В глубине комнаты, как раз против двери, стояло на некотором возвышении дубовое кресло с резными ручками. На нем сидел мужчина лет тридцати пяти, с умным лицом и живым, несколько жестким взглядом серых глаз.
Это был князь тверской Михаил Александрович.
Рядом стояли два стражника в алых кафтанах, держа в руках блестящие секиры.
Позади толпились несколько ближних бояр.
Войдя, перебежчики покрестились на образ, потом поклонились князю, коснувшись пальцами пола.
Князь окинул их внимательным взглядом, потом проговорил звучным и мягким голосом:
- От Москвы отъехали?
- Да, - заговорил Вельяминов, - не можно служить у князя московского… Изобидел он меня до смерти. Сын я тысяцкого Иван Вельяминов… Бью тебе, княже, челом, прими под свою высокую руку.
Почти в тех же словах выразил свою просьбу и Некомат, назвав себя.
- Так вам московский князь не люб? - сказал Михаил Александрович с улыбкой, - чаете, что я боле люб буду.
- Вестимо, ты не обидишь… А мы тебе верой-правдой послужим, - сказал Иван.
- Головы своей не пожалеем, - добавил Некомат.
- Добро, - промолвил князь, - принимаю я вас к себе на службу…
Оба разом низко поклонились.
- Служите хорошо, а я вас не забуду… Надобно мне с вами потолковать. Сегодня за вечерней вы мне крест поцелуете. А после вечерни вот он вас ко мне приведет, - при этом князь указал на боярина, который вел с ними переговоры. - Мы и потолкуем как надо. Теперь, чай, с пути отдохнуть хочется. Он вас пока что сведет в боковушку. Там поотдохните…
Кивком головы князь отпустил их.
Помещение им было отведено довольно-таки неважное. Вельяминов, взглянув на голые лавки, невольно вздохнул по своем московском доме.
Некомат грузно сел и задумался. Лицо его было невесело.
- Что голову повесил? - спросил Иван.
- Так. Скушно.
- А ты не скучай! Все, братику, устроится. Заживем с тобой! Князь ласков, чего ж больше?
Он утешал, но и самому ему было не по себе.
Порою мелькала тревожная мысль.
"Как-то здесь повезет. Ну, ежели так же, как в Москве?"
Он прогонял такие думы и старался строить планы один другого заманчивей.
- А главней всего - это подбить князя Михаила на войну с Димитрием… Теперь время - ой, время! - я все князю расскажу, как надобно.
И он стал, обдумывать, о чем поведет вечером речь с князем.
Что касается Некомата, то он никаких заманчивых планов не строил. О будущем он вообще как-то не думал, а, напротив, размышлял о прошедшем.
- Как-то Пахомыч в усадьбишке хозяйствует.

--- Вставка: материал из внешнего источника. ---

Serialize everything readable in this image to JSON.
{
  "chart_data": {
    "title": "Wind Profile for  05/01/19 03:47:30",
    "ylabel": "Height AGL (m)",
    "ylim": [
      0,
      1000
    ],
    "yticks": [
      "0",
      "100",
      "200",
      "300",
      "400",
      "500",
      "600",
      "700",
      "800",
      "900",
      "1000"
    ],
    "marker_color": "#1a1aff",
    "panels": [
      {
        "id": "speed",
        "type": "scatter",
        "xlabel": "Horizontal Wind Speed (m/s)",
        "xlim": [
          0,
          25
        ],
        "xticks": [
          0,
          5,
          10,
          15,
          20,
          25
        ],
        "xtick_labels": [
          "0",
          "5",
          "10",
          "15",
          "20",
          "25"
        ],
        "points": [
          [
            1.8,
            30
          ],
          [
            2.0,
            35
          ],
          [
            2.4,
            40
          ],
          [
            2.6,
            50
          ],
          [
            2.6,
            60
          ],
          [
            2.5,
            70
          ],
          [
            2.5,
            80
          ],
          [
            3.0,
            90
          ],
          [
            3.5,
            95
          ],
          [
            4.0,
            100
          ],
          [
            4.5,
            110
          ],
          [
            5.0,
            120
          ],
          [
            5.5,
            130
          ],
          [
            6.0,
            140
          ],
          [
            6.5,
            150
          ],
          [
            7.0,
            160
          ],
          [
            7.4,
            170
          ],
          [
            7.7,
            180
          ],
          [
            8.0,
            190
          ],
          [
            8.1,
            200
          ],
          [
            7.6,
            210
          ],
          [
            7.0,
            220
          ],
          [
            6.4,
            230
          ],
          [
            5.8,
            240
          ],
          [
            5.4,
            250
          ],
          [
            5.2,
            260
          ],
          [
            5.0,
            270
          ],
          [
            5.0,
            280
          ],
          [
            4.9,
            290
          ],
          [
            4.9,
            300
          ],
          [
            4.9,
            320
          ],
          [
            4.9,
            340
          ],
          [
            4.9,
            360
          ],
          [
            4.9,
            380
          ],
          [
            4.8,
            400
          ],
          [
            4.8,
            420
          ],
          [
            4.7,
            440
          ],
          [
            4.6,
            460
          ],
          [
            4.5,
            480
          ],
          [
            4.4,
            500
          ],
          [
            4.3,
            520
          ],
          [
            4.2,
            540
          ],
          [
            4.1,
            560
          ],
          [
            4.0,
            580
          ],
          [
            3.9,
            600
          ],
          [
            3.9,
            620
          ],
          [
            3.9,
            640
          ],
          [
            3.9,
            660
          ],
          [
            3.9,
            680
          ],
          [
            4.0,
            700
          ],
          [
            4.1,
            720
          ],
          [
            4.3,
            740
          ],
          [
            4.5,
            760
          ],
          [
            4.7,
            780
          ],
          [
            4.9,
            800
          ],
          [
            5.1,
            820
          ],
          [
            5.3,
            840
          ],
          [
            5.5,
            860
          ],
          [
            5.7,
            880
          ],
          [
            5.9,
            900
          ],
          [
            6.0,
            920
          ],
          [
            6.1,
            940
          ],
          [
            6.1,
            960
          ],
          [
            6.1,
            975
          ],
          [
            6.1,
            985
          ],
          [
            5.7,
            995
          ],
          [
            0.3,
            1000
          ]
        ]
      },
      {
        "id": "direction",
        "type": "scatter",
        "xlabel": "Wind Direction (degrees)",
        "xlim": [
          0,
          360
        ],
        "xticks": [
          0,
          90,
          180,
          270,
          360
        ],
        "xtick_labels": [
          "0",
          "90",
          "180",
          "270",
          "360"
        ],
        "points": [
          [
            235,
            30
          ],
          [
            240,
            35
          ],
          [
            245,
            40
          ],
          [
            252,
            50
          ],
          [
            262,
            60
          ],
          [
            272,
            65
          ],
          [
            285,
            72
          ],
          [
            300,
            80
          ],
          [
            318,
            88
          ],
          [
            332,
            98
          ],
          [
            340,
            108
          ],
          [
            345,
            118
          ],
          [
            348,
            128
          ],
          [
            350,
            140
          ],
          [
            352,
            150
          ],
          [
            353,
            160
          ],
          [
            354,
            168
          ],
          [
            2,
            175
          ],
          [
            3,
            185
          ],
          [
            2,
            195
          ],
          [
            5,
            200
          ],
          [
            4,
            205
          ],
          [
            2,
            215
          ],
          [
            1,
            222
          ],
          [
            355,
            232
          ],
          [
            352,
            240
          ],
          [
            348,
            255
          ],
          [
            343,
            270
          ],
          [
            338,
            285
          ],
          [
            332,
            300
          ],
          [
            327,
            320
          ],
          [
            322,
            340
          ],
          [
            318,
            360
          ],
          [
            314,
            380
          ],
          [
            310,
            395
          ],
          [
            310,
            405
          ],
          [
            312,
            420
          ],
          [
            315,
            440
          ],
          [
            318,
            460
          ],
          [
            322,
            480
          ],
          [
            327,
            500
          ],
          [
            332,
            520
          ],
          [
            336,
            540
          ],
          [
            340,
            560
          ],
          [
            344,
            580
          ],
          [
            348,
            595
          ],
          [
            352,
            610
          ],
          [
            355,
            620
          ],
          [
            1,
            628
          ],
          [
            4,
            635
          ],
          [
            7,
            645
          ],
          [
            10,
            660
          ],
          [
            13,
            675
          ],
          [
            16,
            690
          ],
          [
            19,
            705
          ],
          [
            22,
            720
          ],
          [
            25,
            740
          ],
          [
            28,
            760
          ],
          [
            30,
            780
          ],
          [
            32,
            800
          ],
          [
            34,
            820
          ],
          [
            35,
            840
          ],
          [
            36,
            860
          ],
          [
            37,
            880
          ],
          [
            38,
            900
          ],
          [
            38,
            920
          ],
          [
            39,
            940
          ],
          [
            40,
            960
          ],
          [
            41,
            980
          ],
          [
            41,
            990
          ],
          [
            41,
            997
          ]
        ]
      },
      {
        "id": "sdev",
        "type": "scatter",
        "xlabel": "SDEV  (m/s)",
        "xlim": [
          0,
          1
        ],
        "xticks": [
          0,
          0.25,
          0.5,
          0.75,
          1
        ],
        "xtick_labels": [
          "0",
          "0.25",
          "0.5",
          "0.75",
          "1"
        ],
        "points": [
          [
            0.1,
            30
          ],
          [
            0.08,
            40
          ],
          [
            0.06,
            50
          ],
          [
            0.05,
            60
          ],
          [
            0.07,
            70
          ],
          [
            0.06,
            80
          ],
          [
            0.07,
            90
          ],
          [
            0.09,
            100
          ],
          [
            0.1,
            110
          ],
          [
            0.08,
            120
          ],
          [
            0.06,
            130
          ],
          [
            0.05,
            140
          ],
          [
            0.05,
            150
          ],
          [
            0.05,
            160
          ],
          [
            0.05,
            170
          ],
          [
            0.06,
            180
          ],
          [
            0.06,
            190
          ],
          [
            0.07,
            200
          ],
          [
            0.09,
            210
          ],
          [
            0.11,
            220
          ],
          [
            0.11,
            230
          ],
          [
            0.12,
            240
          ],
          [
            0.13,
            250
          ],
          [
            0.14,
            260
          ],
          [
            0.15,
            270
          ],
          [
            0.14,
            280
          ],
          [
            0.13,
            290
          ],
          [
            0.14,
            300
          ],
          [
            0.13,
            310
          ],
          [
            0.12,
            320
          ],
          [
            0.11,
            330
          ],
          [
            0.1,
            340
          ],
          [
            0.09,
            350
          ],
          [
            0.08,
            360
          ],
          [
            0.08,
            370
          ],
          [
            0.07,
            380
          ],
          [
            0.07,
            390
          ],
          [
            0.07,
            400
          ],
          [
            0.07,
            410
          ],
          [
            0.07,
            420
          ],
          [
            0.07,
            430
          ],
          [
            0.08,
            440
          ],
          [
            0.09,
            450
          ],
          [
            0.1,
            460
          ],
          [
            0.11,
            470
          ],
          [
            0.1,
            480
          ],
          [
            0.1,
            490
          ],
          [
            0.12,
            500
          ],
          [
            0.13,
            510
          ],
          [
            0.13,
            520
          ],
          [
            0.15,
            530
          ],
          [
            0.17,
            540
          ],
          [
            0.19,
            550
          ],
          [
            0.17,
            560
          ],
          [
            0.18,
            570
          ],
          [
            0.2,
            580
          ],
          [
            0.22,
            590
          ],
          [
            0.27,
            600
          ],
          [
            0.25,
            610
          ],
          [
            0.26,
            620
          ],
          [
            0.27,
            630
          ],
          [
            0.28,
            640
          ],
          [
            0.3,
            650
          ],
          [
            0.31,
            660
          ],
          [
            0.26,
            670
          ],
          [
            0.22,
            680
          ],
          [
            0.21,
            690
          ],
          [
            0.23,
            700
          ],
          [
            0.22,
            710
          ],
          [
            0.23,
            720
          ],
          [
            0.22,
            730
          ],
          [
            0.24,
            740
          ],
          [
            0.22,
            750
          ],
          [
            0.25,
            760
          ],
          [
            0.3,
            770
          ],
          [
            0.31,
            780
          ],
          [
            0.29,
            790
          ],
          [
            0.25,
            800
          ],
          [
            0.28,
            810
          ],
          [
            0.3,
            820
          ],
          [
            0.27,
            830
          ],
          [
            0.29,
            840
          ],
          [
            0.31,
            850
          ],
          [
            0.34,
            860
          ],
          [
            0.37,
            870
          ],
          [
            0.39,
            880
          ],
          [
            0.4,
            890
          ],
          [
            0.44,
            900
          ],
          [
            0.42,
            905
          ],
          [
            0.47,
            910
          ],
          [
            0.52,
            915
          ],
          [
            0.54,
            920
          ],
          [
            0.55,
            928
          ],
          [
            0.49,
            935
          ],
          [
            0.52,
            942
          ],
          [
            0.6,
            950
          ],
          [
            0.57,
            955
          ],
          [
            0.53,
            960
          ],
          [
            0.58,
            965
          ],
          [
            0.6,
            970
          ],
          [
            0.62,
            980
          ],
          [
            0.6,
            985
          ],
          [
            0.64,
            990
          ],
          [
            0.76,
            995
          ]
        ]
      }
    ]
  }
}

Чай, грабит как может… Карман набьет… А может, Андрюшка вернулся?
И невольно мысль его перенеслась к пасынку. Что-то болезненно защемило сердце.
- За что я его убить хотел? Правду сказать, парень ничего себе и добер. Всему делу - корысть вина. Да еще Пахомыч з-зу да зу-зу… Захотел зла другому, а сделал себе… Вот теперь и в перебежчиках очутился.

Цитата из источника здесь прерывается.